Un dossier loin d’être clos. Le chantier controversé de l’autoroute A69, qui doit relier Toulouse et Castres, rentre dans une quinzaine décisive pour son avenir, avec plusieurs échéances déterminantes. Annulé le 27 février dernier par le tribunal administratif de Toulouse, qui avait contesté l’autorisation environnementale du projet, le chantier, démarré il y a deux ans, avait été stoppé net. Depuis cette date, seuls les engins de sécurisation et le personnel de sécurité sont autorisés à accéder aux lieux.
Sauf que le gouvernement ne compte pas en rester là. Par la voix du ministre des Transports, le gouvernement avait demandé un sursis à l’exécution de la décision de justice pour permettre au chantier de reprendre rapidement. En attendant, la cour administrative d’appel de Toulouse examinera le 21 mai un premier recours contre l’arrêt des travaux de l’autoroute. Lors de cette audience, cette instance juridique pourra se prononcer sur leur reprise éventuelle.
Au tour du Conseil d’État de se prononcer
Avant cette date, le Conseil d’État va rouvrir le dossier et se pencher quant à lui sur la légalité du contrat, et ce, dès ce mercredi 14 mai. Les neuf membres que composent cette instance examinent un recours en nullité du contrat de concession de l’A69, “en raison de sa durée excessive”, qu’ont déposé trois associations opposées au projet. Le contrat de concession conclu entre l’État et le concessionnaire Atosca a été fixé pour 55 ans.
Pour Attac Tarn, Agir pour l’environnement et Les Vallons, la durée de ce contrat est “anormalement haute”. Ils dénoncent notamment les 15 années supplémentaires accordées, ajoutées aux 40 ans de base de la concession, censées couvrir les risques pris par l’entreprise. Pour le juriste Jean-Baptiste Vila, interrogé par Reporterre, “les contrats de concession n’ont normalement pas vocation à couvrir les risques du partenaire. C’est à ce dernier d’assumer ce risque, y compris celui d’une perte. Or, aucune justification de cet allongement de la durée du contrat ne se trouve dans les textes ou la jurisprudence du Conseil d’État”.
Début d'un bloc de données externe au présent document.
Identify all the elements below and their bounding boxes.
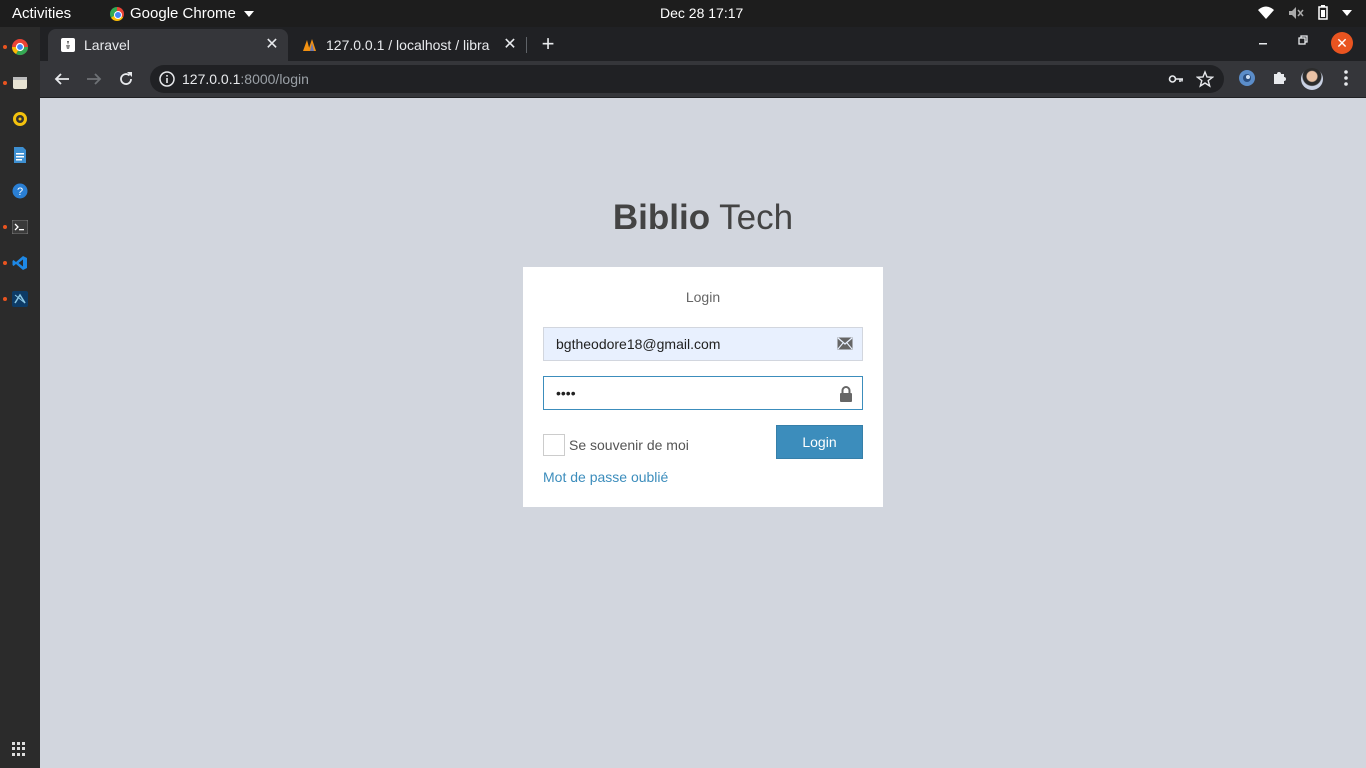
bookmark-star-icon[interactable] (1196, 70, 1214, 88)
url-host: 127.0.0.1 (182, 71, 241, 87)
remember-label: Se souvenir de moi (569, 437, 689, 453)
extension-icon[interactable] (1238, 69, 1256, 87)
restore-icon[interactable] (1296, 33, 1310, 47)
writer-icon[interactable] (10, 145, 30, 165)
url-path: :8000/login (240, 71, 309, 87)
files-icon[interactable] (10, 73, 30, 93)
minimize-icon[interactable] (1256, 33, 1270, 47)
back-arrow-icon (54, 73, 69, 85)
system-tray[interactable] (1258, 5, 1352, 20)
battery-icon (1318, 5, 1328, 20)
terminal-icon[interactable] (10, 217, 30, 237)
login-box-message: Login (685, 289, 721, 305)
rhythmbox-icon[interactable] (10, 109, 30, 129)
password-field[interactable] (543, 376, 863, 410)
back-button[interactable] (52, 69, 72, 89)
vscode-icon[interactable] (10, 253, 30, 273)
remember-me[interactable]: Se souvenir de moi (543, 434, 689, 456)
show-applications-icon[interactable] (12, 742, 26, 756)
close-window-button[interactable]: ✕ (1331, 32, 1353, 54)
running-indicator (3, 261, 7, 265)
login-box: Login Se souvenir de moi Login Mot de pa… (523, 267, 883, 507)
svg-text:?: ? (17, 186, 23, 198)
tab-title: Laravel (84, 37, 130, 53)
laravel-favicon-icon (61, 38, 75, 52)
studio-icon[interactable] (10, 289, 30, 309)
phpmyadmin-favicon-icon (303, 39, 316, 51)
wifi-icon (1258, 6, 1274, 19)
key-icon[interactable] (1168, 71, 1184, 87)
forward-button[interactable] (84, 69, 104, 89)
app-name: Google Chrome (130, 5, 236, 22)
envelope-icon (837, 337, 853, 350)
address-bar[interactable]: 127.0.0.1:8000/login (150, 65, 1224, 93)
forgot-password-link[interactable]: Mot de passe oublié (543, 469, 668, 485)
web-page: Biblio Tech Login Se souvenir de moi Log… (40, 98, 1366, 768)
tab-separator (526, 37, 527, 53)
lock-icon (840, 386, 852, 402)
system-top-bar: Activities Google Chrome Dec 28 17:17 (0, 0, 1366, 27)
forward-arrow-icon (87, 73, 102, 85)
brand-light: Tech (710, 198, 794, 237)
remember-checkbox[interactable] (543, 434, 565, 456)
password-input[interactable] (544, 377, 824, 409)
profile-avatar[interactable] (1301, 68, 1323, 90)
chrome-icon[interactable] (10, 37, 30, 57)
email-input[interactable] (544, 328, 824, 360)
chrome-icon (110, 6, 124, 21)
volume-muted-icon (1289, 6, 1304, 19)
dock: ? (0, 27, 40, 768)
info-icon[interactable] (159, 71, 175, 87)
caret-down-icon (243, 10, 254, 17)
help-icon[interactable]: ? (10, 181, 30, 201)
clock[interactable]: Dec 28 17:17 (660, 5, 743, 21)
reload-icon (120, 72, 132, 85)
tab-laravel[interactable]: Laravel ✕ (48, 29, 288, 61)
app-menu[interactable]: Google Chrome (110, 5, 254, 22)
running-indicator (3, 297, 7, 301)
activities-button[interactable]: Activities (12, 5, 71, 22)
reload-button[interactable] (116, 69, 136, 89)
url-text: 127.0.0.1:8000/login (182, 71, 309, 87)
browser-toolbar: 127.0.0.1:8000/login (40, 61, 1366, 98)
tab-phpmyadmin[interactable]: 127.0.0.1 / localhost / libra ✕ (290, 29, 526, 61)
tab-close-icon[interactable]: ✕ (502, 37, 518, 53)
new-tab-button[interactable]: + (538, 33, 558, 55)
extensions-puzzle-icon[interactable] (1271, 69, 1289, 87)
running-indicator (3, 81, 7, 85)
tab-title: 127.0.0.1 / localhost / libra (326, 37, 490, 53)
login-button[interactable]: Login (776, 425, 863, 459)
power-menu-caret-icon (1342, 9, 1352, 16)
running-indicator (3, 45, 7, 49)
login-logo: Biblio Tech (40, 198, 1366, 238)
tab-close-icon[interactable]: ✕ (264, 37, 280, 53)
more-menu-icon[interactable] (1338, 69, 1354, 87)
email-field[interactable] (543, 327, 863, 361)
tab-strip: Laravel ✕ 127.0.0.1 / localhost / libra … (40, 27, 1366, 61)
brand-bold: Biblio (612, 198, 711, 237)
running-indicator (3, 225, 7, 229)
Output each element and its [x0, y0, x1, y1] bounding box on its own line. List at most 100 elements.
Ce n’est pas la première fois que le Conseil d’État est amené à annuler un contrat de concession, mais si tel était le cas, Atosca pourrait alors prétendre à une indemnisation des dépenses déjà engagées, si ces dernières sont considérées comme ayant été utiles à l’État. Ce montant s’élèverait à 300 millions d’euros aujourd’hui selon le concessionnaire, mais serait largement surestimé d’après le collectif La Voie est libre. La Cour des comptes a été saisie sur ce point le 12 mars dernier.
Le coup de force des sénateurs et des députés
De l’autre côté, les sénateurs du Tarn, Philippe Folliot et Marie-Lise Housseau, ont affiché leur détermination à voir le projet de l’A69 reprendre coûte que coûte. Le 7 mai, ces derniers ont fait approuver en commission une proposition de loi dont le but est de court-circuiter la suite de la procédure devant la justice administrative, en classant l’A69 en catégorie d’ “intérêt public majeur” (RIIPM). Le texte doit être examiné en séance publique jeudi 15 mai. Près d’une centaine de sénateurs, issus de plusieurs familles politiques, ont cosigné le texte et seule une poignée d’élus de gauche, majoritairement écologistes et communistes, se sont déjà prononcés contre.
Du côté du Palais Bourbon, on s’active également. Selon une information du Parisien, le groupe Ensemble pour la République, présidé par l’ancien Premier ministre Gabriel Attal, a inscrit le texte à l’ordre du jour en profitant de sa niche parlementaire, le 2 juin prochain. Ainsi, si les deux hémicycles adoptent conjointement le texte, il ne restera plus au Conseil constitutionnel qu’à le valider ou non, en cas de recours. Les partisans du projet espèrent ainsi voir une reprise prochaine du chantier par cette entremise. L’avenir de l’A69 se joue dans les prochaines semaines.
Mise à jour du 15 mai 2025 : Les sénateurs ont adopté, ce jeudi 15 mai, à une large majorité avec 252 voix pour et 33 contre, la proposition de loi visant à relancer le chantier de l’A69.